Building Resentment. Thus Cyprus' tragedy deepened, as relentlessly and starkly as if Aeschylus had written it, and mere humans could not change it. To the British the hanged Cypriots were terrorists; to the Greeks they were martyrs.

Athenian authorities ordered a marble plaque put up renaming the Athens street fronting the British embassy "Karaolis-Demetriou Street." A Cretan merchant offered a $300,000 reward for Sir John Harding's head, to match Harding's offer of $30,000 for information leading to the capture of Colonel George Grivas, the British-trained ex-Greek army officer reputed to head EOKA.

And the Manchester Guardian was reminded of a parallel: "In 1916 we shot the leaders of the Easter Rebellion. By 1921 more Irishmen than ever were fighting us in the name of Pearse and Connolly, and the resentment which our action aroused has not died away."

Many Britons asked themselves last week whether it was not time to go back and offer genuine democratic self-government to the Cypriots. Britain has long acknowledged that Cyprus is Greek; the great 19th century statesman, William Ewart Gladstone, said he hoped that before his long life ended he might see union of Cyprus with the Greeks. The policy of ironhanded repression, instead of deterring from violence, has justified it; it has inflamed the Cypriot nationalists, endangered Karamanlis' pro-Western government in Greece, damaged NATO ties, raddled feelings between Turk and Greek, and pinned down in distasteful duty the regiments whose instant readiness to fly to Middle East danger spots was supposed to be Britain's main reason for hanging on to the Cyprus base.

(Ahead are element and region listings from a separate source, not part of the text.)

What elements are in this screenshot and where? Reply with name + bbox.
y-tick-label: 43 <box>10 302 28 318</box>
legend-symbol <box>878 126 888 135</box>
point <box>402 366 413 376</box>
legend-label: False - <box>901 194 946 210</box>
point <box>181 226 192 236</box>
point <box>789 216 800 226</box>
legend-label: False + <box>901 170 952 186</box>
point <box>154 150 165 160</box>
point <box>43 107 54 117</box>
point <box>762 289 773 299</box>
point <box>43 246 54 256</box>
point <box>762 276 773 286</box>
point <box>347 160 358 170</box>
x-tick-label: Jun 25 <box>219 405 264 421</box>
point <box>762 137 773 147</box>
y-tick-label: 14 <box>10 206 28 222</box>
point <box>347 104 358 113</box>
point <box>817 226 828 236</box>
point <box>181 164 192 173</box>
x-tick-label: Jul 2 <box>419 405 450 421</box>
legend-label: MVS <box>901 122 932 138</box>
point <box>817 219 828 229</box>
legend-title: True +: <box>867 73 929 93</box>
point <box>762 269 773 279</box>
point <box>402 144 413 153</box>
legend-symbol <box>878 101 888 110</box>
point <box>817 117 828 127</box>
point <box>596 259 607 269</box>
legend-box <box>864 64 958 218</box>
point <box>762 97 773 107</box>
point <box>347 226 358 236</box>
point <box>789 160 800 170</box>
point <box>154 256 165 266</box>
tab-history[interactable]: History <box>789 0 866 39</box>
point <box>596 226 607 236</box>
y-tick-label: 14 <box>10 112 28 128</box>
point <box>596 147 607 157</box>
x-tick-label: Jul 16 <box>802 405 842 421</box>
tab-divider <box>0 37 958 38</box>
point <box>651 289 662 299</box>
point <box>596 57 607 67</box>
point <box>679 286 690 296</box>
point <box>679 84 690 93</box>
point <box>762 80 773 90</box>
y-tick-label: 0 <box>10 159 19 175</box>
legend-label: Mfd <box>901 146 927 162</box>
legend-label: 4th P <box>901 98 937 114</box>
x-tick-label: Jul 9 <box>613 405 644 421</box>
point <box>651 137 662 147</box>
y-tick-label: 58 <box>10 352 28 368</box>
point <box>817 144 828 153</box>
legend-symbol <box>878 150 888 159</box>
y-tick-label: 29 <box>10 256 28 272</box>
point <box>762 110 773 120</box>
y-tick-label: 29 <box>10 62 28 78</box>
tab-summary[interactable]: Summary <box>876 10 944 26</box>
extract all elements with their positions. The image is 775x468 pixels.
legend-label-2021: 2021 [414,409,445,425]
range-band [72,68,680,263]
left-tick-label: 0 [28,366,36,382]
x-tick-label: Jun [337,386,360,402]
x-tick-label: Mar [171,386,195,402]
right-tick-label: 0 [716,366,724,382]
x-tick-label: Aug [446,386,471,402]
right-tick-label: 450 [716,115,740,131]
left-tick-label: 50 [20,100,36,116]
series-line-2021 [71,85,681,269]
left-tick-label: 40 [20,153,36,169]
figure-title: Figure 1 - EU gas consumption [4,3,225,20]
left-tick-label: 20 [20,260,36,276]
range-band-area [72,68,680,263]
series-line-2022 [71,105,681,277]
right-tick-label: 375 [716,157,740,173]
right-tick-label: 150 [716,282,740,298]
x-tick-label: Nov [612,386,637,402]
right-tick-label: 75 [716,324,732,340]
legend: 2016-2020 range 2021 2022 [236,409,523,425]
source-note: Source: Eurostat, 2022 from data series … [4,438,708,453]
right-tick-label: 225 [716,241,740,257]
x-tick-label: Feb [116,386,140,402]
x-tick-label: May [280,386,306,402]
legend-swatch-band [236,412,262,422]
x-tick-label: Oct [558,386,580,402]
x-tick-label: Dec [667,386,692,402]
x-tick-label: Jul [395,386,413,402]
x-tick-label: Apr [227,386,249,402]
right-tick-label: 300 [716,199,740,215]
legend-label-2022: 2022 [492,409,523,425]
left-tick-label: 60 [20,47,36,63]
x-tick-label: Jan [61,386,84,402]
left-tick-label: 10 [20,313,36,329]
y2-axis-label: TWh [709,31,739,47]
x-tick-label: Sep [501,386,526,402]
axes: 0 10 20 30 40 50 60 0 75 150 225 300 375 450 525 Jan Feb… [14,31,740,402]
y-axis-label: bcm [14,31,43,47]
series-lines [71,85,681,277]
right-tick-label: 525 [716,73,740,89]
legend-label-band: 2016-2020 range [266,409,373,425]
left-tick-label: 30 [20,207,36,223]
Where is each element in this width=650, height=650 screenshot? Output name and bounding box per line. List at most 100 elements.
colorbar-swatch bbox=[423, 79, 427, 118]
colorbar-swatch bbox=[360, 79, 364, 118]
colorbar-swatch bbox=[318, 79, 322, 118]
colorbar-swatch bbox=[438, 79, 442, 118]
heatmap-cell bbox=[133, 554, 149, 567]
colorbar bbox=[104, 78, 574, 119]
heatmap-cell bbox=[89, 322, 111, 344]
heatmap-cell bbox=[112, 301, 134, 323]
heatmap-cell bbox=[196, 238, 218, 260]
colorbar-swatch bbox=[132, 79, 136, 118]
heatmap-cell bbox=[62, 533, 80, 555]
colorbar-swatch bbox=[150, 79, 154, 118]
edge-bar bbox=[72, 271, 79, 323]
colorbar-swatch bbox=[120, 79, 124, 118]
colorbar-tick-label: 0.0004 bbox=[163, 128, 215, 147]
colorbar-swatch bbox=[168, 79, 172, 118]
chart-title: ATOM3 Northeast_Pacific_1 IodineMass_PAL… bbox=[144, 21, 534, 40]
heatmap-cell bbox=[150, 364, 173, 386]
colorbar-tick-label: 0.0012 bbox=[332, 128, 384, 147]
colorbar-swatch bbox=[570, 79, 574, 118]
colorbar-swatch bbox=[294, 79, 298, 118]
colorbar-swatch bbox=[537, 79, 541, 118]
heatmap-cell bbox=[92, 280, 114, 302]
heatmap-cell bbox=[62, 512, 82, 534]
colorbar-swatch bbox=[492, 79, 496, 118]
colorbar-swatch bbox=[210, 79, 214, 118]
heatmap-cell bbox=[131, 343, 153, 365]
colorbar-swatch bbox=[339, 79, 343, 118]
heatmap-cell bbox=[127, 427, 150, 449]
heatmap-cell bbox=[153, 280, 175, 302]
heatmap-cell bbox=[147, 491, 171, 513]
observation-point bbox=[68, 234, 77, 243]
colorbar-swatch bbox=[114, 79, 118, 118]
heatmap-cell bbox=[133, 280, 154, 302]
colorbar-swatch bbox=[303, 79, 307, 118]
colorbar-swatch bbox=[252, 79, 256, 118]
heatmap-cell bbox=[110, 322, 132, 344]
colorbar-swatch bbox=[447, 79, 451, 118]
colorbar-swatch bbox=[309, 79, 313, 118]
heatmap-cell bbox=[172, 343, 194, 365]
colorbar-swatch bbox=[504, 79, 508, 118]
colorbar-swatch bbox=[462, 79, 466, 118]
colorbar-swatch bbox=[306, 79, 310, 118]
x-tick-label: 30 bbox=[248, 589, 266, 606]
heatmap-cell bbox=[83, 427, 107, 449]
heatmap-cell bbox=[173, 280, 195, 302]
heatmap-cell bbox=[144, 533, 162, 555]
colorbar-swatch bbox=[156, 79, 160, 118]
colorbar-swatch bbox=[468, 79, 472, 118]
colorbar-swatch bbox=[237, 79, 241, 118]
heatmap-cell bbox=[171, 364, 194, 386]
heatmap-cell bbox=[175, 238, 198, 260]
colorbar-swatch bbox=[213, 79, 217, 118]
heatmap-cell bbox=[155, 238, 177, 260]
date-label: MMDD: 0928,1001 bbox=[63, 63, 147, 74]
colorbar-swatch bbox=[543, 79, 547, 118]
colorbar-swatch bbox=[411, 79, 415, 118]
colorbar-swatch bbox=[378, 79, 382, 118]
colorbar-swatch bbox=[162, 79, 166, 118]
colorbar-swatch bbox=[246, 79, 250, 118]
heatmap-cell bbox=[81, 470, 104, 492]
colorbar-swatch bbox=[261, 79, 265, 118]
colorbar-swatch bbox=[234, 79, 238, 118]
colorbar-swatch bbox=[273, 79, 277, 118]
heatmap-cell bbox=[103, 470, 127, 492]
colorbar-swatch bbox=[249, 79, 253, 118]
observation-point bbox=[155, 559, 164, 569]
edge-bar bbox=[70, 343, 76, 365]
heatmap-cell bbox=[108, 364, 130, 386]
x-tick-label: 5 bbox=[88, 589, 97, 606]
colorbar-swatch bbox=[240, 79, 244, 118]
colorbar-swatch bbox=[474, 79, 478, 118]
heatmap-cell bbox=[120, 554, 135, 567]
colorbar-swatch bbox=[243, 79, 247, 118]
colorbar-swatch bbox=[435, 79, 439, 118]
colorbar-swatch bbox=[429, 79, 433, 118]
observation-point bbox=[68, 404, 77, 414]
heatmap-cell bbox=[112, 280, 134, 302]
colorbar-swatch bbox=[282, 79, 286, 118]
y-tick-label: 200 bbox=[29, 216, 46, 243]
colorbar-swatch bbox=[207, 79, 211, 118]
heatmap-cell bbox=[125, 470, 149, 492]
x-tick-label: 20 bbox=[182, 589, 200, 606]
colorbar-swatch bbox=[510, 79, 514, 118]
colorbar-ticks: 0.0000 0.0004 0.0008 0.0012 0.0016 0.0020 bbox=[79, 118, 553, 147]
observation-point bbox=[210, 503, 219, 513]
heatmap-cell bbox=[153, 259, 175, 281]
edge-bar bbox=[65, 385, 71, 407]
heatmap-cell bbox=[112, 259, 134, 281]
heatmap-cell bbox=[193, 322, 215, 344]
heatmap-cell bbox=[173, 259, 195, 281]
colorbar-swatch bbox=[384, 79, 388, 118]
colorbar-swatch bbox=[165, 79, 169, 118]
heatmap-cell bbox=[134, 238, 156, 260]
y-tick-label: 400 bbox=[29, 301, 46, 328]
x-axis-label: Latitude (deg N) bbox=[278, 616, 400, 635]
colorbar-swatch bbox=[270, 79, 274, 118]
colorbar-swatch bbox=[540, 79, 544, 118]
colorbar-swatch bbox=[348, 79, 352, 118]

A Way Out. Britain's get-tough policy on Cyprus began abruptly last March within a week after the unceremonious ouster of Britain's Glubb Pasha from Jordan. Sir Anthony Eden and his imperial advisers decided to consolidate their hold on Cyprus at all costs, to defend their threatened position in the Middle East oil zone. This ugly situation jeopardizes NATO, which seeks new tasks for itself; yet NATO has sought to avoid trouble by ignoring it. Belgium's Foreign Minister Paul-Henri Spaak has proposed that NATO step in to supervise Cyprus' future self-determination, and at the same time see that the Greeks (who would undoubtedly win) give protective guarantees to the island's 20% Turk minority. Britain's needs in Cyprus would be amply served by a long-term lease guaranteeing free use of the sizable air, troop and naval base they are now building on the Episkopi Bay; NATO could underwrite a Greek guarantee so that Britain need not fear that one concession would lead to another, as in Egypt when the British were driven from the Suez Canal Zone.